How to A/B test your design with Maze
A/B testing, also known as split testing, is a common method used by marketers to compare two variations of a thing, such as a landing page or an email subject line, with the goal of increasing conversion or open rates, respectively.
Split testing can also be performed earlier in the process to learn if a design will be effective with users once implemented. In this article, we’re going to take a look at how Maze allows you to split test your design in a few steps.
What is A/B testing?
A/B testing is the process of testing two (A vs. B) or more variations to find out which one performs better. Applied to design, split testing is used with the purpose of validating a design hypothesis early in the product development process.
To get started, you'll need to create the first version of a design, also called the Control version. By changing one variable in the Control, such as the placement of a subscribe box field or the call-to-action (CTA), you’ll create the second version, also known as the Variation.
One of the most important things with split testing is to determine beforehand the metric you’ll measure success by when testing is complete. There are many insights you could extract from an A/B test, and knowing what it is you’re measuring is essential.
How to A/B test your design with Maze 💁
With Maze, you can A/B test your prototype very easily. We currently support InVision, Marvel, and Sketch prototypes. By importing the first version of your prototype to Maze, you'll create the Control test.
💡 Tip: Learn more about creating your first Maze.
To create the Variation, go back to your prototyping tool and make changes to the same prototype - no need to create a new one. We recommend changing just one single variable so that the testing results are accurate and reflective of that change. Here are some ideas on what you can test:
- Text: titles, descriptions, or CTAs
- Visual elements: images, icons, colors
- User flow: the path taken by the user to move through the prototype
Once you're done making the changes, go back to Maze and click on the Import new prototype version button inside your project. This will create a new Maze with the changes you've made to your prototype.
Finish by defining missions for both Mazes: write titles and descriptions, and lay out the expected paths you expect users to take. Once you’re done, set the Mazes live and share the link with your testers.

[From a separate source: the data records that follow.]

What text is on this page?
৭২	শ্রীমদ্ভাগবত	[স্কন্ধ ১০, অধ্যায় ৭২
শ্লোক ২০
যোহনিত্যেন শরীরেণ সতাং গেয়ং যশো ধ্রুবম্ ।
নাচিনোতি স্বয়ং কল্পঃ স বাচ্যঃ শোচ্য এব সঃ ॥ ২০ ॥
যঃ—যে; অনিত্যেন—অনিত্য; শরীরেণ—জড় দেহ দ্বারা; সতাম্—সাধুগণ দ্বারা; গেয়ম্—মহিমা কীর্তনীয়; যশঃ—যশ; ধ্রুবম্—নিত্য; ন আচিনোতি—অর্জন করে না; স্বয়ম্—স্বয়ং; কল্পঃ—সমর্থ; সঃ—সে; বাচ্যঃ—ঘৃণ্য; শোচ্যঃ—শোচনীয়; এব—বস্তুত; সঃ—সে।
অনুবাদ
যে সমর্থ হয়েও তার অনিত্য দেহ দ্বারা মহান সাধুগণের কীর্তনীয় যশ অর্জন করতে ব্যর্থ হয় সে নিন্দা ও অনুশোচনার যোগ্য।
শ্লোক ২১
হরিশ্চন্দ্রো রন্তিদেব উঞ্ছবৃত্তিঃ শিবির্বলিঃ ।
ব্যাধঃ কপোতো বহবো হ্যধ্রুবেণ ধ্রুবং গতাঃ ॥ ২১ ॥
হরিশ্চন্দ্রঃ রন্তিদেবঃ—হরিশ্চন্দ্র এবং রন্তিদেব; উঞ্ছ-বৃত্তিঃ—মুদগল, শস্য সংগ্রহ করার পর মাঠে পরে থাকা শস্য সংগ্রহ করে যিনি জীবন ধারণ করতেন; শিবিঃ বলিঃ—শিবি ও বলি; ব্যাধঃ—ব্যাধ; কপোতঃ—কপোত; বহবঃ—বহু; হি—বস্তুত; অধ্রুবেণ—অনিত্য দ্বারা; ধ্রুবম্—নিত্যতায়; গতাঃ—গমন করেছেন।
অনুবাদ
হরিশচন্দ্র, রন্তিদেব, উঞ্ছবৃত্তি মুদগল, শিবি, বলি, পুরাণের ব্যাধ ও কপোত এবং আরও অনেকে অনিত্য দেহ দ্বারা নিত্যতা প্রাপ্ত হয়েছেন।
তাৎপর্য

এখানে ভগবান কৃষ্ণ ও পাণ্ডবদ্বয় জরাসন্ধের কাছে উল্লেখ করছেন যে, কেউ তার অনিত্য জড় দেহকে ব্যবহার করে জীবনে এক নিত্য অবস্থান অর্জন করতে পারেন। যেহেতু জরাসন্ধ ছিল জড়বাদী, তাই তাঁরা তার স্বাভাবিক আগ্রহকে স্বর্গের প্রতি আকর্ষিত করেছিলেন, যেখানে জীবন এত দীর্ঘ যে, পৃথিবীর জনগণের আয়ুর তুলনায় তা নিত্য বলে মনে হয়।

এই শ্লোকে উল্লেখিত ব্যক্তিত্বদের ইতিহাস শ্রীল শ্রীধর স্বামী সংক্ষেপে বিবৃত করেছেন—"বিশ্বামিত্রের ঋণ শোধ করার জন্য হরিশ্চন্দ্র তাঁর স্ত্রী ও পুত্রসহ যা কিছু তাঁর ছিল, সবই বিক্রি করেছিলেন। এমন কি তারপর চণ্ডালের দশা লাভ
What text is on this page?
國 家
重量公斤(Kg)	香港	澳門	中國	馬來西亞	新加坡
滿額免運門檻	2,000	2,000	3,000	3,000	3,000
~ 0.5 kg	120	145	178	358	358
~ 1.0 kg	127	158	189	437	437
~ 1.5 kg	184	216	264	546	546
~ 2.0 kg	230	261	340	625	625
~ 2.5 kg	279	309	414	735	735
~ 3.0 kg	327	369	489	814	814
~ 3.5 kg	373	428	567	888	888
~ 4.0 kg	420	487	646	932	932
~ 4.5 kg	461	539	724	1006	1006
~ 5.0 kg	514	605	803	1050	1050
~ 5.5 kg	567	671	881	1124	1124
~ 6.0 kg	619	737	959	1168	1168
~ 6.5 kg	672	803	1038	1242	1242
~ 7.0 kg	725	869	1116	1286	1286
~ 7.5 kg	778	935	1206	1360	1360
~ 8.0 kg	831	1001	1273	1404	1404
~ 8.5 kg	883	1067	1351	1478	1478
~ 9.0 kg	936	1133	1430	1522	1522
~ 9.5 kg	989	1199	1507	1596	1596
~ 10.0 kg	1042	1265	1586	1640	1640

💡 Tip: Avoid testing with the same participants. For the best results, randomize the selection of testers for each test version.
Analyze results and implement the winner 📊
As mentioned above, it’s important to determine beforehand the metric you’ll be measuring success by. With Maze, you get high-level results for each mission, such as success rate, misclicks rate, and time spent on screen, as well as metrics on individual sessions such as duration of test or clicks on a page made by a tester.
Before creating your A/B test, establish the success metric valuable for your product.
For instance, when testing user flows, you can compare the success rate of each mission for both Mazes and also look at the paths users have taken the most. When testing CTAs, misclick rate and time spent on screen are important metrics to indicate performance.
Once testing is done, compare the KPIs of the Control Maze to the KPIs of the Variation. Naturally, the design that performed better is the winner and you'll have a clear understanding of what to implement.
💡 Tip: Consult our short guide to help you read the results on your dashboard.
Evidence-based design decisions take into account real user preferences. By split testing your design at the prototype phase, you will create a product that incorporates your customers' preferences.
More so, you'll prevent many costly back-and-forths between the design and development teams, and focus on bringing a valuable product to market.